Oh doch. Hier gab es 1993 noch eine Art Fahnenappell. Ich bin da mit meiner Klasse nicht hingegangen, woraufhin die Sekretärin meinte, ich solle mich doch nicht so anstellen. Es gab einige Lehrer, die dachten, das ist eine Übung, die ist bald vorbei und dann gehen wir zum Alltag über. Aber es gab eben auch ganz viele andere, die diese historische Chance für sich gesehen haben und enorm an dem Umbau gearbeitet haben. Ich habe ja sehr viel Unterstützung bekommen, auch beim Schulträger, also der Stadt, im Schulamt, im Ministerium. Potsdam ist die einzige Stadt in Deutschland, die sich zwei staatliche Montessorischulen leistet. Das ist doch sensationell.
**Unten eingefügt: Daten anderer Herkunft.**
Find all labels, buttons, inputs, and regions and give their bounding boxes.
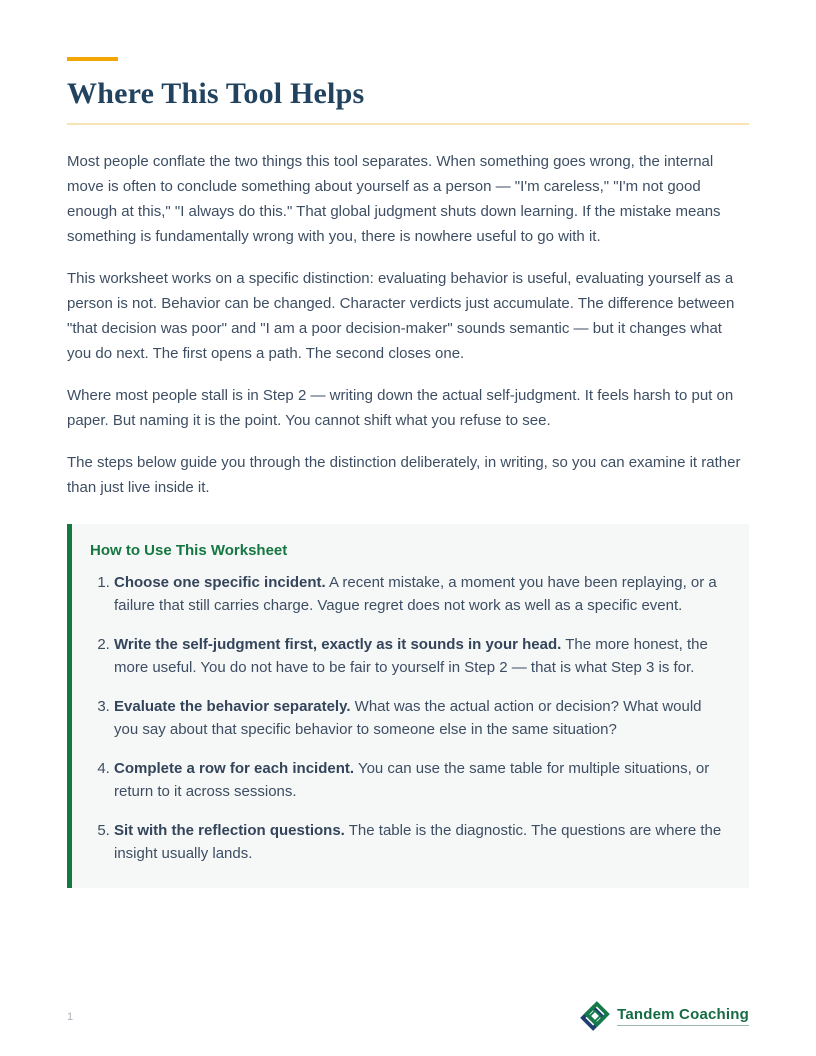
paragraph-1: Most people conflate the two things this tool separates. When something goes wrong, the internal move is often to conclude something about yourself as a person — "I'm careless," "I'm not good enough at this," "I always do this." That global judgment shuts down learning. If the mistake means something is fundamentally wrong with you, there is nowhere useful to go with it. [67, 153, 721, 245]
title-divider [67, 123, 749, 125]
list-item [114, 571, 725, 618]
list-item-lead: Choose one specific incident. [114, 574, 326, 591]
list-item-text: You can use the same table for multiple situations, or return to it across sessions. [114, 760, 710, 800]
callout-list [90, 571, 725, 866]
list-item-lead: Complete a row for each incident. [114, 760, 355, 777]
accent-bar [67, 57, 118, 61]
list-item [114, 757, 725, 804]
list-item-lead: Sit with the reflection questions. [114, 822, 345, 839]
list-item-text: The more honest, the more useful. You do not have to be fair to yourself in Step 2 — that is what Step 3 is for. [114, 636, 708, 676]
list-item [114, 819, 725, 866]
list-item-lead: Evaluate the behavior separately. [114, 698, 351, 715]
list-item [114, 633, 725, 680]
page-number: 1 [67, 1011, 74, 1023]
callout-heading: How to Use This Worksheet [90, 542, 288, 559]
brand-logo [580, 1001, 749, 1031]
list-item [114, 695, 725, 742]
list-item-text: A recent mistake, a moment you have been replaying, or a failure that still carries charge. Vague regret does not work as well as a specific event. [114, 574, 717, 614]
paragraph-2: This worksheet works on a specific distinction: evaluating behavior is useful, evaluating yourself as a person is not. Behavior can be changed. Character verdicts just accumulate. The difference between "that decision was poor" and "I am a poor decision-maker" sounds semantic — but it changes what you do next. The first opens a path. The second closes one. [67, 270, 735, 362]
list-item-text: What was the actual action or decision? What would you say about that specific behavior to someone else in the same situation? [114, 698, 702, 738]
list-item-lead: Write the self-judgment first, exactly as it sounds in your head. [114, 636, 562, 653]
brand-name: Tandem Coaching [617, 1006, 749, 1026]
how-to-use-callout [67, 524, 749, 888]
list-item-text: The table is the diagnostic. The questions are where the insight usually lands. [114, 822, 722, 862]
paragraph-4: The steps below guide you through the distinction deliberately, in writing, so you can examine it rather than just live inside it. [67, 454, 741, 496]
paragraph-3: Where most people stall is in Step 2 — writing down the actual self-judgment. It feels harsh to put on paper. But naming it is the point. You cannot shift what you refuse to see. [67, 387, 734, 429]
tandem-diamond-icon [580, 1001, 610, 1031]
page-title: Where This Tool Helps [67, 77, 365, 110]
Ihre Lehrer verteilen keine Noten, es bleibt niemand sitzen. Warum brauchen Sie keine Sanktionen?
Wir wissen, dass sich das Verhältnis von Erwachsenen und Kindern entspannt, wenn die Beziehung der Lehrerinnen und Lehrer zu den Schülern ehrlich und zugewandt ist. Und wenn die Kinder das Gefühl haben, sie gehören dazu und sie müssen nicht befürchten, dass sie ausgestoßen werden, zum Beispiel aufgrund von schlechten Zensuren. Bei der Beurteilung bewerten die Lehrer nicht den Lernprozess, also die berühmte Mitarbeit, sondern das Ergebnis. Wenn ich mich ständig in Acht nehmen muss, ob der Lehrer jetzt gesehen hat, dass ich mich gemeldet habe, kann ich ja nicht mehr kreativ denken.

Und wenn das Ergebnis falsch ist?
Dann muss es auch so gesagt werden.

Und wenn es immer falsch bleibt?
Dann muss man daran arbeiten, dass es besser wird, und zwar individuell und in der Schule, statt es den Eltern zu überlassen, die dann Unmengen von Geld für Nachhilfe ausgeben.

Wagen wir mal ein Gedankenexperiment: Wir stellen uns diese Schule vor, diese Räume, Sie, Ihre Kollegen, aber nicht die Schüler, die jetzt heute hier sind, sondern die Schüler aus einer Neuköllner “Brennpunktschule“. Was passiert?
Das wäre ein harter Durchgang, aber ich bin mir ganz sicher: wenn man Kinder differenziert arbeiten und sie praktische Erfahrungen machen lässt, dann entsteht auch bei schwierigen sozialen Zusammensetzungen ein Gemeinschaftsgefühl. Und das ist die Voraussetzung dafür, dass Schule funktioniert. Ich möchte nicht sagen, dass es nicht viel schwerer wäre. Aber es gibt Schulen, die beweisen, dass es funktionieren kann. Entscheidend ist die Kooperation unter den Lehrern, dass keiner mehr Einzelkämpfer ist. Der Beruf ist extrem anstrengend, wenn man täglich viele Stunden mit Kindern oder Jugendlichen zusammen ist und ständig unplanbare Entscheidungen treffen muss. Wenn man da keinen Reflektionsraum hat, um sich mit anderen, die ähnliche Erfahrungen machen, auszutauschen, ist man extrem belastet. Dann kommt es zu Abwehrhaltungen, dann kann man abstumpfen.

Am Donnerstag ist Ihr letzter Tag. Werden Sie dann endlich ruhig, wie es Ihnen schon vor 25 Jahren vorhergesagt wurde?
Nein. Ich werde keine Kreuzfahrt machen, ich werde mich auch nicht mehr als bisher um meine Enkelkinder kümmern und ich werde auch nicht den Keller aufräumen. Stattdessen möchte ich längere Zeit in verschiedenen anderen Ländern leben, zuerst in Griechenland, dann in Afrika und wie es dann weitergeht, werden wir sehen. Natürlich werde ich auch weiter Fortbildungen leiten und mit meinem aktuellen Buch unterwegs sein. Aber ich werde aus diesem Zeitrhythmus aussteigen. Ich werde ein ganz anderes Leben führen.

Die Fragen stellte Katharina Wiechers

ZUR PERSON: Ulrike Kegler (63) ist in West-Berlin zur Schule gegangen und hat in Oldenburg studiert. 1982 kehrte sie nach Berlin zurück und lehrte zunächst an zwei Grundschulen in Zehlendorf. 1993 kam sie nach Potsdam und gründete die erste Montessori-Klasse der Stadt, zwei Jahre später wurde sie Schulleiterin. Nach vielen Jahren in Potsdam wohnt sie mittlerweile wieder in Berlin. Sie und ihr Mann haben drei erwachsene Söhne und zwei Enkelkinder. Ihr Nachfolger nach 25 Jahren an der Spitze der Montessori-Oberschule in Potsdam-West wird Sebastian Raphael, bislang Lehrer an der „Leonardo Da Vinci“-Schule.